From a dev’s perspective, the dream is:

Describe the next week of work as tasks + tests, start the agents, wake up to green tests and ready-to-review PRs.

How This Relates to AI Agents for Development

If AI Agents for Software Development is the theory of agentic coding workflows, AI Workflows is the laboratory where those ideas are implemented and stress-tested with local models.

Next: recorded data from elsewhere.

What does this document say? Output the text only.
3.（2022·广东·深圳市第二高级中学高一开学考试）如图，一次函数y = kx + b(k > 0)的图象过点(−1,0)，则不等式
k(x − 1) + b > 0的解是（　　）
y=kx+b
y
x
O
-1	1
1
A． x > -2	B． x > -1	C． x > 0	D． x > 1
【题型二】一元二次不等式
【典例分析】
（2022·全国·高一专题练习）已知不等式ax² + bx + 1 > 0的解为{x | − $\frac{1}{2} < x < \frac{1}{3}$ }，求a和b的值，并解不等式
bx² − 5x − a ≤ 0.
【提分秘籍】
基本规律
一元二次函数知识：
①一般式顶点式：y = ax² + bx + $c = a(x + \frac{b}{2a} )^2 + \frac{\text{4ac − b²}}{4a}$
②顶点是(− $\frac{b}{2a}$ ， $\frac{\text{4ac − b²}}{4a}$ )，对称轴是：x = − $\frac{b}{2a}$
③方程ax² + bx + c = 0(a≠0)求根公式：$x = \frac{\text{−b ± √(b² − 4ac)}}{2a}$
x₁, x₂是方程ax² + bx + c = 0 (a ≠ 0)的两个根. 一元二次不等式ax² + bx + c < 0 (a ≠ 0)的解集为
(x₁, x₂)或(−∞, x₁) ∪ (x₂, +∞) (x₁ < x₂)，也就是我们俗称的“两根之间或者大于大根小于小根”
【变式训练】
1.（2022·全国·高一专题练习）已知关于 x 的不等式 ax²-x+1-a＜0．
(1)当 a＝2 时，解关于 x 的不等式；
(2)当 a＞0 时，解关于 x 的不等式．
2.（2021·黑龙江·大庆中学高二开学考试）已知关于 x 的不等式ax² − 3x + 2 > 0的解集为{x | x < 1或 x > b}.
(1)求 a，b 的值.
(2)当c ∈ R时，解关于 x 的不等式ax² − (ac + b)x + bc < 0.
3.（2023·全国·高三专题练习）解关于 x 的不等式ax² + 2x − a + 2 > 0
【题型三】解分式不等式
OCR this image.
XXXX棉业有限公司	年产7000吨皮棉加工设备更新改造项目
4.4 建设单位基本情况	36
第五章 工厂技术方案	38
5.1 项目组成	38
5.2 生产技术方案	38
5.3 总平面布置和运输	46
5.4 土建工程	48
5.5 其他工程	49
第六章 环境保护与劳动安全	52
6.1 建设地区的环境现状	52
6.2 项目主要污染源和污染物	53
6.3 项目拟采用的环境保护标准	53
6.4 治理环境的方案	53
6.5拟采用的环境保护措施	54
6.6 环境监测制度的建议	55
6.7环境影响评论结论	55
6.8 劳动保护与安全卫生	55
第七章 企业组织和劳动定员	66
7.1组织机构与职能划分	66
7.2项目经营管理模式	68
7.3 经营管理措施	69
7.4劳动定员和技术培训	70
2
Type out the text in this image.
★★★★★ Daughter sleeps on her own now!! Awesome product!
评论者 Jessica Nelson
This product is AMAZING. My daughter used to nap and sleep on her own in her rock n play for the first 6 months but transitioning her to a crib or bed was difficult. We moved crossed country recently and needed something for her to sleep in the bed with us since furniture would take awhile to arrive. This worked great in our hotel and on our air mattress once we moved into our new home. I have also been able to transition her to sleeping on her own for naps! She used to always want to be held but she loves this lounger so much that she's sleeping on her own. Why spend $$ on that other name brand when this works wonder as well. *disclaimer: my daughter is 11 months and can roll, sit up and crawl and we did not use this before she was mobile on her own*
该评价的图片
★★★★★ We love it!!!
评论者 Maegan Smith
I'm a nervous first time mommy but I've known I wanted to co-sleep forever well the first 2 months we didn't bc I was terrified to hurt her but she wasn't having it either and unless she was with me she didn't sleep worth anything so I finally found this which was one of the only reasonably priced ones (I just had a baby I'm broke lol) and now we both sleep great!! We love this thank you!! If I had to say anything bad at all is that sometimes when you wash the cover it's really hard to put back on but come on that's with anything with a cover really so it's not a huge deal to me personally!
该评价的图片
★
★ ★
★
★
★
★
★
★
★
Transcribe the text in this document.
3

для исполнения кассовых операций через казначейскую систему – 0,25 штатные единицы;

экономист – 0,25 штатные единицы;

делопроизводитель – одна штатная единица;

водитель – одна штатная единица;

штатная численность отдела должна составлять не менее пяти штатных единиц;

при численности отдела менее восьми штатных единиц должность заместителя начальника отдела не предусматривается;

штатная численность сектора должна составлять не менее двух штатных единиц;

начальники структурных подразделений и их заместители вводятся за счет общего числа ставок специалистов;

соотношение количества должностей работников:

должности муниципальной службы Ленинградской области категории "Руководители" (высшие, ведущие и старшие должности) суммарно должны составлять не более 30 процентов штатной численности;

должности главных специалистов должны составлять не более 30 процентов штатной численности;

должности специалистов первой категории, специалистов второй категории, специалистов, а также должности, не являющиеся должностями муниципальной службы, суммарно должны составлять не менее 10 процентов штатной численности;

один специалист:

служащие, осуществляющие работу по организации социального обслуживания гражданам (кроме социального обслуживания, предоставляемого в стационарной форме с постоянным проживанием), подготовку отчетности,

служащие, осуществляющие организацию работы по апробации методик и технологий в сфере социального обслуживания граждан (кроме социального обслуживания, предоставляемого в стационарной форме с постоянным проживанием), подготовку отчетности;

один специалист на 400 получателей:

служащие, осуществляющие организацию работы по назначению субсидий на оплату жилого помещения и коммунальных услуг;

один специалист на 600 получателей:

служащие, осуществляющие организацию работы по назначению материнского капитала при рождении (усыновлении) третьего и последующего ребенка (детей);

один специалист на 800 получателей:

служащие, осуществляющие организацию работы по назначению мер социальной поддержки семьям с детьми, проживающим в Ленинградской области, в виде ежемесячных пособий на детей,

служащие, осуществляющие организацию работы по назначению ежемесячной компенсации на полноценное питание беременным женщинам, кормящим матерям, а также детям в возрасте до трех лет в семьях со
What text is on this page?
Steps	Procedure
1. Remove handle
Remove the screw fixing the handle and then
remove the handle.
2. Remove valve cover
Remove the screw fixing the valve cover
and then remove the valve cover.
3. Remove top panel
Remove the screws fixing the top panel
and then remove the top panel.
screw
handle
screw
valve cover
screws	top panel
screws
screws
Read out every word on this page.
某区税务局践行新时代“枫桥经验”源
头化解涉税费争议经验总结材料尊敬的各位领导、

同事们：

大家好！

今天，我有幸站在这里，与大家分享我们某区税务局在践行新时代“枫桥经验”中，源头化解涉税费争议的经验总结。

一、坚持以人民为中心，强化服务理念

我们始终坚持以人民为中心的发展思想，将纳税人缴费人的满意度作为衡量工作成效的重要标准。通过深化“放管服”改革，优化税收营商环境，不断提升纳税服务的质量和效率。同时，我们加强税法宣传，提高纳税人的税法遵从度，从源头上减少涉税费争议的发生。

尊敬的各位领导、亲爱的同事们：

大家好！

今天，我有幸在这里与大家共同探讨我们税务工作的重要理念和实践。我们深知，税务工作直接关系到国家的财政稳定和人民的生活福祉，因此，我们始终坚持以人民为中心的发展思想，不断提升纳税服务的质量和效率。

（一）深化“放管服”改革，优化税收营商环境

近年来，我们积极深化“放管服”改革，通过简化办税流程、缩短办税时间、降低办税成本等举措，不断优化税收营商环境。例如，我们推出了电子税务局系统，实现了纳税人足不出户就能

  • Specialized agents → RouterAgent, CoderAgent, debate orchestrator
  • TDD loops → tdd_loop.py + pytest integration
  • Multi-repo orchestration → --repo-path + batch workflows
  • Safety + observability → test-first, checkpoints, and local-only execution

The two posts are meant to be read together:

  1. Concepts – patterns, roles, and safety practices
  2. Implementation – a real CLI that embodies those patterns with open-source models

Conclusion

AI Workflows is my attempt to bring Claude-style agentic coding to a local, open-source, TDD-first environment.

If you want to:

  • Experiment with agentic development without sending code to a cloud LLM
  • Run TDD loops that actually drive feature work
  • Orchestrate multiple repos overnight on your own hardware

…AI Workflows gives you a solid starting point.

Clone it, point it at a project you care about, and let local agents start doing real work.